Fifteen years ago, Meltzer says, she did a machine learning study that compared MRI brain scans of patients with schizophrenia and normal controls. Similar to AD, she says, "there is no diagnostic pattern on MRI that is specific for schizophrenia." Using a machine learning approach, she and her team were able to "fully separate the brains of schizophrenics and the brains of normal individuals" and replicate the results in a small new data set. One concern was that the algorithm was opaque, and it was difficult to understand whether the elements used to distinguish the subject groups both had a physiologic basis and were robust across scanners and institutions.
If researchers can come up with "robust deep learning algorithms" that can be applied to different data sets, it would be extremely valuable, Meltzer says.
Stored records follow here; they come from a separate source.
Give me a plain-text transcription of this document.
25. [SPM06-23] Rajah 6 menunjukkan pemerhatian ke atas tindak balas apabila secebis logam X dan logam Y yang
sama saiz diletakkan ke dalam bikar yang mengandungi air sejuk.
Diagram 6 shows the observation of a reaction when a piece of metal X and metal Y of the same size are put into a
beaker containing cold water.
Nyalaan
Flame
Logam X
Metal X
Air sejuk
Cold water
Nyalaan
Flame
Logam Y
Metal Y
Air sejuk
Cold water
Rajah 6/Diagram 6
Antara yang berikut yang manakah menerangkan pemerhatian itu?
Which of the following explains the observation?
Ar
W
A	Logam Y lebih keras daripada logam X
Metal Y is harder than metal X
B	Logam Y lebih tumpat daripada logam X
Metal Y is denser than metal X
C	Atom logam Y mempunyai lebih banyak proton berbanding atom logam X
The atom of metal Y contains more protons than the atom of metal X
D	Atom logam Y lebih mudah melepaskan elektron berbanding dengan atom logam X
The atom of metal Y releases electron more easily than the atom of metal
As for the UCSF study, she says, "we need to interpret it with caution." It's a start, she says, "but we need to get at these more complex patterns that go across a disease and multiple brain scans, and, when we do, it will be very exciting."
The accumulation of beta-amyloid and tau proteins—abnormal protein clumps and tangles in the brain—are markers specific to AD. The researchers at UCSF used 18F-FDG PET for their initial study but are looking at other tracers that are more specific for AD and amyloid and tau plaques and proteins. "We are looking at developing machine learning algorithms that target these molecular markers of AD more specifically and on those types of PET scans to get better performance," Sohn says.
The researchers started their project in late 2017 and are pleased with the progress they made in the first year, Sohn says. It's a great start, he says, and a good jumping-off point for more research along these lines. He adds that future plans also include bigger clinical trials with other data sets, as the small data set was one major limitation of their study.
"It's a really exciting journey for us and potentially for patients and families of loved ones with Alzheimer's disease," Sohn says. He is very excited and believes "there is a lot of potential for artificial intelligence and deep learning to improve radiologists' accuracy, not just in Alzheimer's disease but in many different types of scans across the board."
— Beth W. Orenstein, of Northampton, Pennsylvania, is a freelance medical writer and regular contributor to Radiology Today.